Minister of Education, Ronald Jones, (right) and Principal of The St. Michael School, Shelton Perkins, during the school’s sppech day on Friday.

Another public secondary school has been selected to expand its education to the sixth form level. Education Minister, Ronald Jones, revealed that The St. Michael School had “received the nod” to become the most recent addition to the island’s four sixth form schools.

Speaking last Friday at the St. Michael School’s Annual Speech Day and Prize Giving Ceremony, Mr. Jones said that the Ministry would be addressing the country’s need for more sixth form schools.

“It is no secret that we are woefully short of places for students who want to undertake post-secondary education. Over the last three years, my Ministry has been left with an excess of 250 applicants for sixth form who cannot be placed.

These applicants all meet the minimum matriculation requirements for sixth form and the Barbados Community College, but the fact is we simply do not have the space to accommodate them,” he pointed out.

The Minister stated that the addition of the St.

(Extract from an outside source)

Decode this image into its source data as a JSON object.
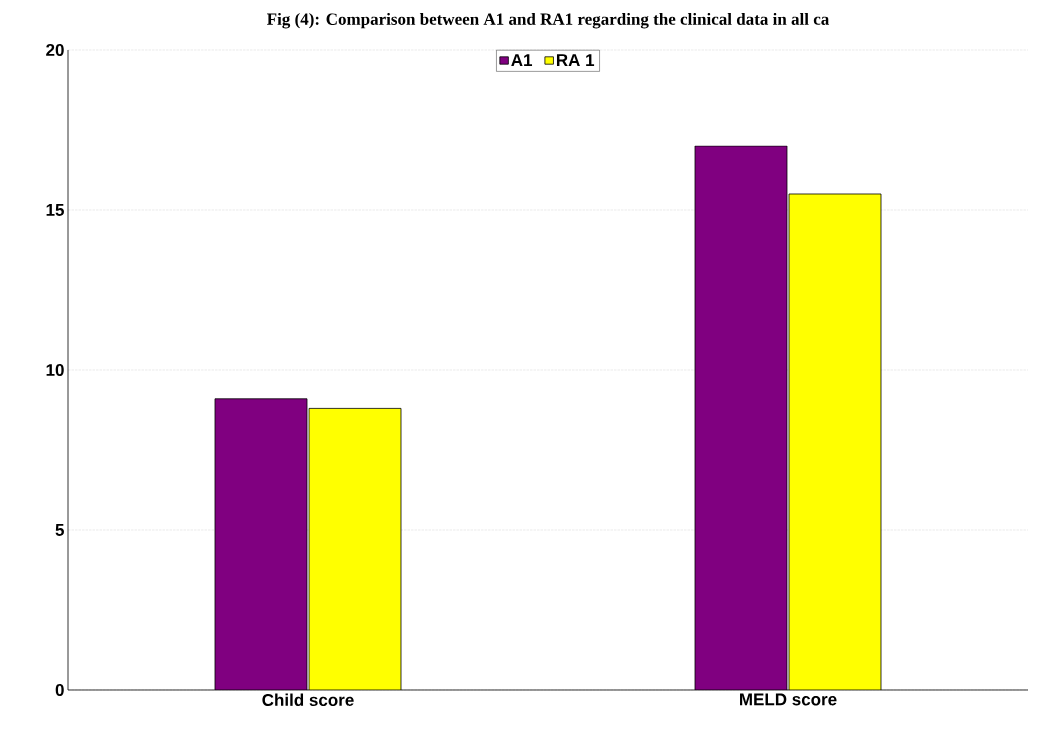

Michael School and the recently announced Christ Church Foundation School as sixth form schools “will add much needed places at this level of the system.”

He added that government also planned to establish two additional institutions to cater to the need for sixth form education in Barbados. “We further anticipate that in the near future, another sixth form will be established in the north of the island and we are also examining the feasibility of erecting a new school in the south which will offer a sixth form programme as well. These developments will hopefully alleviate the situation which now exists where our students want to continue their education but are unable to do so because of a lack of physical space to accommodate them.”

He, however, sounded a word of caution to secondary school principals, advising them to avoid duplication of subjects offered.  “… We cannot continue, in the current economic conditions, to duplicate spending across the system, especially in cases where it is not cost effective to do so. Each sixth form cannot offer every subject. Nor can sixth forms behave as though they are in competition with each other.

Schools may offer a core of subjects, but there must be a situation where schools are recognised for specific programmes peculiar to them. There must be dialogue to agree on these things and I give you the assurance that my Ministry will lead these discussions with the current sixth form schools and the two prospective schools,” he underscored.